Mysterious “Nuclear” Event in 1908 Russia May Finally Be Solved 

Alones /
Alones /

On June 30, 1908, a giant explosion flattened 800 square miles around the Tunguska forest in what is now known as Siberia, Russia. The blast rocked the otherwise quiet summer morning, with residents over 620 miles away affected by its light and sound. 

Experts note that the explosive force was comparable to 15 megatons of dynamite, or one thousand times more potent than the 1945 atomic bombs dropped on Nagasaki and Hiroshima. 

The scene was chaotic, with villagers in Nizhne-Karelinskoye, over 280 miles from the blast site, believing “Armageddon” had arrived. Local newspapers described an “enormous mass of black smoke” and a knocking noise that, per the journalists at the time, “was not thunder.” The papers also reported that buildings shook and fire “of an indefinite shape” poured from a “small, dark cloud.” 

Witnesses say they saw a blinding blue light that hovered in the air for more than ten minutes after the explosion, describing it as looking like a “tube.” Other witnesses say they saw a “second sun” in the sky as the air filled with roaring noises and flashes of light.  

Local farmer Semyon Semyonov recounted his experience in 1927. He was sitting on his porch shortly after 7 am on the late summer morning when he saw the north sky “split apart.”  He said it looked like the entire sky to the north was ablaze. Before he could react, Symyonov said he felt his shirt had caught fire, and a powerful blast threw him down the steps. 
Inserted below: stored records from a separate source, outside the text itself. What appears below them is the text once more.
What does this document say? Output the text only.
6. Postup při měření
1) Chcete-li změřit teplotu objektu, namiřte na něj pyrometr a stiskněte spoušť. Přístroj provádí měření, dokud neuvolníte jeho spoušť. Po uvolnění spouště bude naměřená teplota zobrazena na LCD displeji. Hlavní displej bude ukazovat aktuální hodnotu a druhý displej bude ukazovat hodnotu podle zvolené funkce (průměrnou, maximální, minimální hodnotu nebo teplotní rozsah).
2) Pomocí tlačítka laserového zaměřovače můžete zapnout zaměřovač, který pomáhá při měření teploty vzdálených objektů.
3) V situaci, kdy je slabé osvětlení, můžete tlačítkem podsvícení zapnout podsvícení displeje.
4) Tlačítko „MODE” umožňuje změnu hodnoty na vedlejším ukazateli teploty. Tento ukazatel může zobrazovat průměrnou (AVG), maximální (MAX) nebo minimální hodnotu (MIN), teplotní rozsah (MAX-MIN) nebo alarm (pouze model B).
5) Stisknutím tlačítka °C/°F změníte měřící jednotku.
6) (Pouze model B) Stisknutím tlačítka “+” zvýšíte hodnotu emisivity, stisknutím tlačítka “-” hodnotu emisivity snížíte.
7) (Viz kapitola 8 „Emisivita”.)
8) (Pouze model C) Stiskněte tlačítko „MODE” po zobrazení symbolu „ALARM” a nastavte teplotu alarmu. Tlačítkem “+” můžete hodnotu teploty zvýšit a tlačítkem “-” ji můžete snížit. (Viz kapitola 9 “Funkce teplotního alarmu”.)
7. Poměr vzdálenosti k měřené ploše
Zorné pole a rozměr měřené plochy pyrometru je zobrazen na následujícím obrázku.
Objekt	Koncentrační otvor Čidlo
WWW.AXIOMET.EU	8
He said that he was rendered unconscious from the force, but his wife ran out to help him. As the couple retreated into the house, Semyonov said loud knocking filled the sky, “as if stones were falling” from above. 

Scientists could agree that the explosion was a meteor if not for a tiny, nagging problem. No crater was ever found. 
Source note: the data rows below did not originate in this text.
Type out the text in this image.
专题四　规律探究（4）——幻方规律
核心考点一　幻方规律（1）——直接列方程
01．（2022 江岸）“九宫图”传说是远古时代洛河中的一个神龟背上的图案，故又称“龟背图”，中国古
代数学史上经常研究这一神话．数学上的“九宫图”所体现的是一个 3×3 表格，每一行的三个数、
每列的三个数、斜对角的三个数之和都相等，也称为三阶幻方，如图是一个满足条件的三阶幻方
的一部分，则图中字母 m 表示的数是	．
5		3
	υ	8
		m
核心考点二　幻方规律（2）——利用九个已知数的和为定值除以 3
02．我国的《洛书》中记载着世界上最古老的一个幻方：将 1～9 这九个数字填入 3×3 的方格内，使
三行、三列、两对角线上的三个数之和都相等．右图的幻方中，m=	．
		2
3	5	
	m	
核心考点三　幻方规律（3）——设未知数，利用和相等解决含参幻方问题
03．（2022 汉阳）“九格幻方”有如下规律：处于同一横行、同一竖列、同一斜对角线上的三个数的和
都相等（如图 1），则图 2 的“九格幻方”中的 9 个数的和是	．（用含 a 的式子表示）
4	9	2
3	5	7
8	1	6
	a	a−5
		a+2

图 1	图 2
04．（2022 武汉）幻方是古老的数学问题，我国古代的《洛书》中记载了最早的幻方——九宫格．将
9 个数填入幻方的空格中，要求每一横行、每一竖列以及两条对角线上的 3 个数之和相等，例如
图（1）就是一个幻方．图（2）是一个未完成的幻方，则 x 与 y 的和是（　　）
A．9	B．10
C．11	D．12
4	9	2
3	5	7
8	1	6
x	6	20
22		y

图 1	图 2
Some researchers believe that the crater formed a new lake, one which they argue didn’t appear on maps before 1908. These scientists say that either one meteor broke into two parts or there were two separate but simultaneous events. One exploded in midair, accounting for the visual effects experienced by witnesses, while another hit the earth and created Lake Cheko. 

The Russian Academy of Scholars debunked the meteor theory, saying that after testing sediment cores, Lake Cheko was found to be 280 years old, created long before the 1908 incident. 

However, some researchers have developed a more interesting Tunguska Event theory. In a 1973 study published in Nature, physicists from the University of Texas proposed that the Tunguska explosion might have resulted from a large primordial black hole colliding with Earth. They suggested that such a black hole, with a mass comparable to a giant asteroid, could explain the absence of a typical impact crater and the reported blue “tube” observed by witnesses. The researchers noted that the shock front’s radiation, primarily in the vacuum ultraviolet, would be absorbed and re-emitted in longer wavelengths, resulting in the plasma column’s distinctive deep blue appearance. 

The impact would not have left a crater at the scene of the incident but would have left a gaping “exit wound” on the other side of the planet. According to these theorists, when the black hole “entered the earth, ” the impact site’s rock surfaces prevented underground shock waves that would otherwise have left a telltale crater behind. Per these scientists, the “smoking gun” should be found following a straight line through the earth. Unfortunately, following this straight line leads to the Atlantic Ocean. 

Black holes are classified into three main types based on their size. “Stellar” black holes, the most common type, form when stars collapse. “Supermassive” black holes originated from the collapse of enormous stars in the early universe and can grow larger by consuming smaller objects or merging with other supermassive black holes.  

The smallest type, “primordial” black holes, are purely theoretical, and scientists have yet to confirm their existence. According to NASA, primordial black holes are hypothesized to have formed within the first second after the universe’s birth. 

And some researchers think a primordial black hole may have caused the 1908 Tunguska Event.  

Naturally, this “explosive” theory is hypothetical; most scientists believe a meteor caused the incident. Scientists agree that these events are a “once in a century” occurrence, but if that calculation holds, the world may be looking at a not-so-distant future repeat performance.